Das schweizer System ist mit unserem überhaupt nicht vergleichbar - auch deren Milizsystem ist wohl einzigartig.
Re: Wehrpflicht NEU - Wehrdienstkommission
Da bin ich auch der Meinung von Woyzeck. In den letzten Wochen wird vom Milizbeauftragten Hameseder sowie Befürwortern des 8+2 Modells so getan, als ob das Sein oder Nichtsein unseres Heeres davon abhängen werde. Für die militärische Stärke eines Heeres und das Überleben der Soldaten wäre mal eine zeitgemäße, moderne Ausrüstung und Bewaffnung unserer Soldaten bzw. Heeres notwendig. Da hinken wir gegenüber den benachbarten Armeen meilenweit hinterher. Erst dann kann der Staat von unseren Soldaten verlangen in einen Kampfeinsatz zu ziehen um nicht als "Kanonenfutter" für kriegsgeile Politiker zu enden. Ich denke, wenn in den 6 Monaten die Soldaten ihr Handwerk nicht lernen, dann wird es hier in Ö auch in 8 Monaten nicht der Fall sein.
.Von dem nahezu 30 Prozent der "Untauglichen" könnte mit Durchforstung der Tauglichkeitskriterien eine hohe Anzahl an GWD gewonnen werden. Dadurch wären die Mindertauglichen nach der Grundausbildung für viele Tätigkeiten als Systemerhalter verwendbar, wobei die übrigen GWD ihre militärischen Ausbildung an ihren Waffensystemen intensiv betreiben können. Dadurch wäre auch mehr Gerechtigkeit an jenen GWD gegeben, gegenüber jenen die es sich aufgrund jetziger Tauglichkeitskriterien "richten" können.
.im Anschluß der sechs Monate sind natürlich die 2-monatigen Milizübungen zum Erhalt der erlernten Fähigkeiten wichtig.

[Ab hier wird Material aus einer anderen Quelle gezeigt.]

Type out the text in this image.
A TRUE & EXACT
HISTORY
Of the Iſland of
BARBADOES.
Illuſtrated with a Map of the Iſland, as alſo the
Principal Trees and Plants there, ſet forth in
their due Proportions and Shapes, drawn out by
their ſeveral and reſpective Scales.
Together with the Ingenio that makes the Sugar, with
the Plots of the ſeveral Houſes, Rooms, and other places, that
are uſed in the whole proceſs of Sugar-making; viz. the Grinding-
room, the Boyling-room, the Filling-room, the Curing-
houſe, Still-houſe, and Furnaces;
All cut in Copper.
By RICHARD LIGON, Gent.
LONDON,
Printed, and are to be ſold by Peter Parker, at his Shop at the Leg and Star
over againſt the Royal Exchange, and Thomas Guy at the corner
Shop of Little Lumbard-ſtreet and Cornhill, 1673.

Wenn unsere Politik mal fähig wird nicht nur "halbe Sachen" zu predigen sondern "Nägel mit Köpfen" zu machen dann würde man mit einem 6+2 Modell auf jeden Fall auskommen.
.Von dem nahezu 30 Prozent der "Untauglichen" könnte mit Durchforstung der Tauglichkeitskriterien eine hohe Anzahl an GWD gewonnen werden. Dadurch wären die Mindertauglichen nach der Grundausbildung für viele Tätigkeiten als Systemerhalter verwendbar, wobei die übrigen GWD ihre militärischen Ausbildung an ihren Waffensystemen intensiv betreiben können. Dadurch wäre auch mehr Gerechtigkeit an jenen GWD gegeben, gegenüber jenen die es sich aufgrund jetziger Tauglichkeitskriterien "richten" können.
.im Anschluß der sechs Monate sind natürlich die 2-monatigen Milizübungen zum Erhalt der erlernten Fähigkeiten wichtig.
Wenn unsere Politik mal fähig wird nicht nur "halbe Sachen" zu predigen sondern "Nägel mit Köpfen" zu machen dann würde man mit einem 6+2 Modell auf jeden Fall auskommen.